Solidariedade de Abril


Nas comemorações do 25 de Abril os valores da solidariedade internacionalista ocuparam uma vez mais um lugar importante. O povo português não esquece que a revolução portuguesa, sendo obra sua é inseparável da solidariedade e da luta dos outros povos cujas vitórias e derrotas nós comunistas sentimos como se nossas próprias fossem. Isto é particularmente verdade em relação ao povo brasileiro a que nos unem relações de amizade que tornam ainda mais necessária a solidariedade do povo português frente à ofensiva golpista de que está a ser alvo e que traz no bojo o perigo de uma nova ditadura fascista, objectivo que muitos dos conspiradores não escondem como se viu no degradante espectáculo de ódio e reaccionarismo proporcionado pela sessão da Câmara de Deputados que decidiu iniciar o processo de destituição da presidente Dilma Rousseff.

Nós não esquecemos que o Brasil foi pátria de exílio para muitos anti-fascistas portugueses, como Ruy Luís Gomes, que a sua embaixada em Lisboa deu protecção a democratas perseguidos pelo fascismo, como Humberto Delgado, que a Oposição Democrática radicada naquele país deu uma preciosa contribuição para a denúncia internacional dos crimes da ditadura de Salazar e Caetano. Mas em 25 de Abril de 1974 o Brasil era uma ditadura para onde fugiram as mais gradas figuras do regime derrubado e que, protegidos pelo poder militar brasileiro, daí conspiraram freneticamente contra a revolução portuguesa. Foi uma ditadura cruel instaurada em 1964 pelo golpe militar que derrubou o governo de João Goulart, que ilegalizou e perseguiu os comunistas e todas as forças verdadeiramente democráticas, que prendeu, torturou, assassinou e fez desaparecer milhares de lutadores pela liberdade. Uma ditadura que se inseriu no processo mais vasto da «Operação Condor», uma sinistra aliança do imperialismo norte-americano com numerosas ditaduras militares – Uruguai, Paraguai, Argentina, Chile, Bolívia, Brasil – para coordenar uma repressão violentíssima visando dizimar as forças progressistas e sufocar a revolução latino-americana. Uma ditadura que só terminou em 1985 no contexto de poderosas movimentações operárias e populares em que as históricas greves dos metalúrgicos do ABC e a campanha «Directas já» desempenharam um papel determinante.

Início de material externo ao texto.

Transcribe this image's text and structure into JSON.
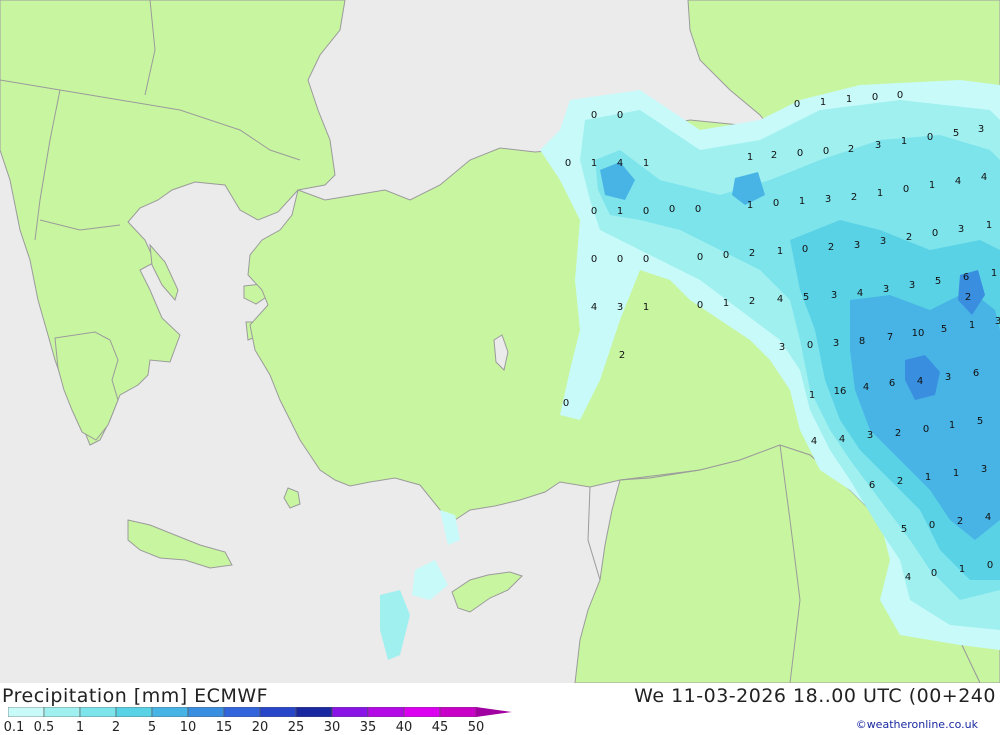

Desde então a luta por uma sociedade mais livre e mais justa nunca mais parou e com a vitória de Lula da Silva nas eleições presidenciais de 2002 o povo brasileiro «levantou-se do chão» e o Brasil começou a atacar e a resolver alguns dos mais gritantes problemas sociais, a afirmar-se com crescente autonomia frente ao imperialismo norte-americano e a contribuir com o seu grande potencial económico e político para o processo de soberania e integração progressista que, corajosamente protagonizado por Cuba e Venezuela, tem percorrido o continente latino-americano, e tornou-se membro dos BRICS. A reacção interna e os EUA não podiam tolerar um tal processo e logo que consideraram a situação favorável, passaram à ofensiva tirando partido de posições que nunca deixaram de ser largamente dominantes nas instituições, no aparelho de Estado, na comunicação social. Os limites do processo democrático brasileiro deixaram praticamente intocada a natureza de classe do poder económico e do Estado. Se o Brasil avançou o que avançou foi devido à dinâmica de intervenção popular que obrigou a reacção e o imperialismo a encolher as garras. Contando com a nossa solidariedade, será uma vez mais essa dinâmica que derrotará os golpistas e impedirá que o Brasil se torne numa nova ditadura.